I have been thinking about this blog for a while. I never considered my pregnancy document-able, but now I wish I had a way to relive it, to experience again the ups and downs. To laugh and nod understandingly over my blaze disregard of the whole pregnant experience and my sheer panic over my birth. Because, once I came out on the other end, I just love this whole thing. My last prenatal yoga class made me want to run around and hug everyone. I was never keen on the room full of pregnant moms and usually felt out of place. But suddenly I just loved all the women that take this journey, that become huge and unwieldy and then mothers. I want to learn about childbirth, breastfeeding, and mothering. I want to spend time with other mothers and children and, maybe, even, hold a baby or two! I don't even recognize myself, but I'm glad I'm here.
My KickyBaby is 4 and a half months now. She is a smiley baby, watching people and rewarding them with huge grins. She loves to be held and is generally good-natured. She likes to sit up and will lift her head up when you lay her down if she doesn't want to be there. Once she can pull herself up to sitting, there will be no stopping her; I anticipate that it will make diaper changes tricky! She has just discovered her feet- she's always grabbing them when she is laying down.

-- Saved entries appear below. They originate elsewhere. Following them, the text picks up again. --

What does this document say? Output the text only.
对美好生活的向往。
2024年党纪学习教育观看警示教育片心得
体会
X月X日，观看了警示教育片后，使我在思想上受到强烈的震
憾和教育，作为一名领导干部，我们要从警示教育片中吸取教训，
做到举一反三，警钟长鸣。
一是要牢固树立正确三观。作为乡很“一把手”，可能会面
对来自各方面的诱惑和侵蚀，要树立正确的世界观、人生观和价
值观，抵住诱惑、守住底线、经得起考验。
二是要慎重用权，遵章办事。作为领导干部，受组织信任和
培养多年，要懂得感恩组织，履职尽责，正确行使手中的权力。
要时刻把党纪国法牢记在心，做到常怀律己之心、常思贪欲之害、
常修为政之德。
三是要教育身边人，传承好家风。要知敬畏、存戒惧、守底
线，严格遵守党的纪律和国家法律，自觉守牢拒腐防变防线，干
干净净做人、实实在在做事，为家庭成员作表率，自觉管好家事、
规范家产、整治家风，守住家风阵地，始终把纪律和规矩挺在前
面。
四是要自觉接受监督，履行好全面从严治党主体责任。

She's also decided that tongue-sucking is a favorite hobby and everyone wonders if there is something in her mouth! I love when she laughs, but she does that sparingly. Or maybe we aren't funny....
I love being a mother. I knew I was at risk for postpartum depression because I had depression in my history. And I am surprised to feel a lot better then I used to. (In general. The cleanliness of the house makes me crazy. But it always has.) But generally, I feel really happy. It is surprising. Your whole life changes and, somehow, you don't mind it.
I've struggled with starting this blog because I felt like I needed to define it first. Slap me if I try. It will be as it is, no holds barred.